# Advanced Certification in AIML
## A Program by IIIT-H and TalentSprint
### Not for Grading

#  Word Arithmetic

In [None]:
#@title Case Study Walkthrough
from IPython.display import HTML

HTML("""<video width="520" height="440" controls>
  <source src="https://cdn.talentsprint.com/talentsprint/archives/sc/aiml/aiml_2018_b7_hyd/preview_videos/queen_king_man_woman.mp4">
</video>
""")


#### Man = Queen - King + Women

We saw a naive way to represent words as dense vectors which can leverage the semantics of the words in the class.

The problem with count-based word representations is that they are costly in terms of memory to compute large co-occurrence matrices. Let us see another method to find representations of words without explicitly counting words.

Here, we aim to predict the next word given the context in which the word appears. (For example, given the last $n$ words, predict the next word). A very smart way to do this is by using a feature representation called "Word2Vec" with transforms each word into 300-dimensional vectors.

In [None]:
! wget -qq https://www.dropbox.com/s/fm7nvhyvekhaka4/AIML_DS_WORD2VEC2D_STD.pkl.zip?dl=1")
! mv AIML_DS_WORD2VEC2D_STD.pkl.zip?dl=1 AIML_DS_WORD2VEC2D_STD.pkl.zip")
! unzip AIML_DS_WORD2VEC2D_STD.pkl.zip")

## Visualization

Before we go to the actual 300 dimensional vectors, let's try to explore some of the more intriguing properties of word2vec.

You have been provided with a sample of word vectors. **We have reduced the dimensionality of the 300-dimensional vectors to 2 dimensions, so that we can plot them in matplotlib.**

In [None]:
from matplotlib import pyplot as plt
import pickle

In [None]:
def plot_values(values, labels, figsize = (8,4), c = []):
    x = []
    y = []
    for value in values:
        x.append(value[0])
        y.append(value[1])
        
    plt.figure(figsize=figsize) 
    for i in range(len(labels)):
        plt.scatter(x[i],y[i], color=c[i])
        plt.annotate(labels[i],
                     xy=(x[i], y[i]),
                     xytext=(5, 2),
                     textcoords='offset points',
                     ha='right',
                     va='bottom')
    plt.show()



#.pkl file which is already trainied file which contain two dimentional represenatation of a word
two_dim_model = pickle.load(open('AIML_DS_WORD2VEC2D_STD.pkl', 'rb'))

wv_labels = {}
for vec, word in two_dim_model:
    wv_labels[word] = vec

We have given you the 2D representation of different word vectors. Plot the word vectors for the words 'King', 'Queen', 'man', 'women', 'Germany', 'France', 'Berlin', 'Paris', 'best', 'good', 'strong', 'strongest' in green color:

In [None]:
wv_list = ['king', 'queen', 'man', 'woman', 'Germany', 'France', 'Berlin', 'Paris', 'best', 'good', 'strong', 'strongest']
wv_new_labels = {}
for word in wv_list:
    wv_new_labels[word] = wv_labels[word]

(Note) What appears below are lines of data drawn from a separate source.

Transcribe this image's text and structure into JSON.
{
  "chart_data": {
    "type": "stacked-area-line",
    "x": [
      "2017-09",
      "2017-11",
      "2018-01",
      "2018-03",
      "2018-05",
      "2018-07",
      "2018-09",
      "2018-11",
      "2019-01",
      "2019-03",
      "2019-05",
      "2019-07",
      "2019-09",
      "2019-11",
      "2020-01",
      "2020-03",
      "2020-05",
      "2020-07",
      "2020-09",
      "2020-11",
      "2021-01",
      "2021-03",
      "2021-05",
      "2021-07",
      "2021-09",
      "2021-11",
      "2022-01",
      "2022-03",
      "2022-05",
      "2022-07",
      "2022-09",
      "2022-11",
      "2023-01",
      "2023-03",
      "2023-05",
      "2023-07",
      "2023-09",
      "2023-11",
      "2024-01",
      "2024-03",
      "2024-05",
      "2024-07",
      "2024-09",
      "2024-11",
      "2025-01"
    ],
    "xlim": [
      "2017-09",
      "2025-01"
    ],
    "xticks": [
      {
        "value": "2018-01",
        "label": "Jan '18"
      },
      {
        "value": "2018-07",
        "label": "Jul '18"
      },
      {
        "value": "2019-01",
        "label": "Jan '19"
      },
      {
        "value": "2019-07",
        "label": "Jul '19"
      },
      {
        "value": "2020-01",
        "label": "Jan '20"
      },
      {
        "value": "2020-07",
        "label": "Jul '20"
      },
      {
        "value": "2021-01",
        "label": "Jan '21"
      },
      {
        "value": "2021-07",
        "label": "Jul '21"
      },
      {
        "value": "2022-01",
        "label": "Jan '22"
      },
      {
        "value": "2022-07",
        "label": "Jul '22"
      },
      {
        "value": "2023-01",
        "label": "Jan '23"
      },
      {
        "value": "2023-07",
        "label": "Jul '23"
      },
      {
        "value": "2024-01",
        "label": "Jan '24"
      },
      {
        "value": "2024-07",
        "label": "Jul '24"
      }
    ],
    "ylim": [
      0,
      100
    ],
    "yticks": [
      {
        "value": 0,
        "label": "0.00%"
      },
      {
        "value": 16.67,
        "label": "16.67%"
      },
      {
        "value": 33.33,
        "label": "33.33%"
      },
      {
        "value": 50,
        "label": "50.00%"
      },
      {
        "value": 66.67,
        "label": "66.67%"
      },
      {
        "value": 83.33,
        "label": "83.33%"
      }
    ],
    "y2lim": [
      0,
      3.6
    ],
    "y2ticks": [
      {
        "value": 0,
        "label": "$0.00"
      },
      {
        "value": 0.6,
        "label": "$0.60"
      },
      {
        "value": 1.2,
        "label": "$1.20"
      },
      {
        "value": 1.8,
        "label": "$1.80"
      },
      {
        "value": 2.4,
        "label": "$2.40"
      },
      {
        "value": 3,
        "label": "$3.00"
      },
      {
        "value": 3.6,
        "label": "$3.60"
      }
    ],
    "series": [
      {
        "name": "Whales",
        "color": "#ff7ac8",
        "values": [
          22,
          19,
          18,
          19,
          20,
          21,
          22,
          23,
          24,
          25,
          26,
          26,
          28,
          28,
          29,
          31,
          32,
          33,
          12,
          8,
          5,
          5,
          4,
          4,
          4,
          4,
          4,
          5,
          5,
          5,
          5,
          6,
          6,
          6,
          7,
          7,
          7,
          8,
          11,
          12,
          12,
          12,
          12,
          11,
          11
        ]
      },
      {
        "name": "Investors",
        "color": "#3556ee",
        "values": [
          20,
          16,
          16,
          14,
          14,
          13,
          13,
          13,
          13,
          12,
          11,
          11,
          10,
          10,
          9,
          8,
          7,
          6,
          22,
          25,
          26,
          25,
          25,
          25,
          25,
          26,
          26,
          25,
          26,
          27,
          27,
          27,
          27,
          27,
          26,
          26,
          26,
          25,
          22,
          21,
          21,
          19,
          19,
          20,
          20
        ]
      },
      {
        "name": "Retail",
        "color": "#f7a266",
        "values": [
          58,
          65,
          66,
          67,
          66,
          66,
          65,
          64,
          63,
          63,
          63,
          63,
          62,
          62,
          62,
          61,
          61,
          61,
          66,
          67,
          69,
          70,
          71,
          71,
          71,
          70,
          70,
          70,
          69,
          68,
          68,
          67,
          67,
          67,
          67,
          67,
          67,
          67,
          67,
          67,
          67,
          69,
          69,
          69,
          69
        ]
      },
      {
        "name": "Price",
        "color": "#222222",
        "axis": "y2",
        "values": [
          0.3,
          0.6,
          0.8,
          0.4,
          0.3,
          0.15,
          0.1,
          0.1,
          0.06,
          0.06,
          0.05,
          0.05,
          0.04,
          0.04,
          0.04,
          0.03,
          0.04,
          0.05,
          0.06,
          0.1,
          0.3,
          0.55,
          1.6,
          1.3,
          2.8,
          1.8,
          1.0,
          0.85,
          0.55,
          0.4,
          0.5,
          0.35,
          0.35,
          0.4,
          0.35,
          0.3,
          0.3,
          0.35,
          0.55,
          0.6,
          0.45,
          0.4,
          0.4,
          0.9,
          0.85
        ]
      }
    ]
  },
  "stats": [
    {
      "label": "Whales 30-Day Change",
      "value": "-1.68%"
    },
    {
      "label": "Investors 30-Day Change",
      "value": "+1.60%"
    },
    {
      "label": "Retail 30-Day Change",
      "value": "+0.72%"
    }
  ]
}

colors = ['green' for i in range(len(wv_new_labels))]
plot_values(wv_new_labels.values(), list(wv_new_labels.keys()), c = colors)

Consider the word analogy question: "**Queen is to King, as Woman is to what?**"

To answer this question, we aim to find what the difference between a "King" and "Queen" is, and apply that difference to a "Woman". If we try to put this mathematically, we can write:- 
$$
 Answer = Queen - King + Woman
$$

Compute the value of the vector on the right hand side of the above equation and plot the resulting vector in red in the same plot as before. 

In [None]:
answer = wv_new_labels['queen']  - wv_new_labels['king'] + wv_new_labels['woman']

wv_new_labels['answer'] = answer

colors = ['green' if word not in ['answer'] else 'red' for word in wv_new_labels]

plot_values(wv_new_labels.values(), list(wv_new_labels.keys()), c = colors)

Notice how the answer vector is very close to the vector of the word "Man"? Incidentally, "Man" is the right answer to the word analogy question! This is the power of Word2Vec representations.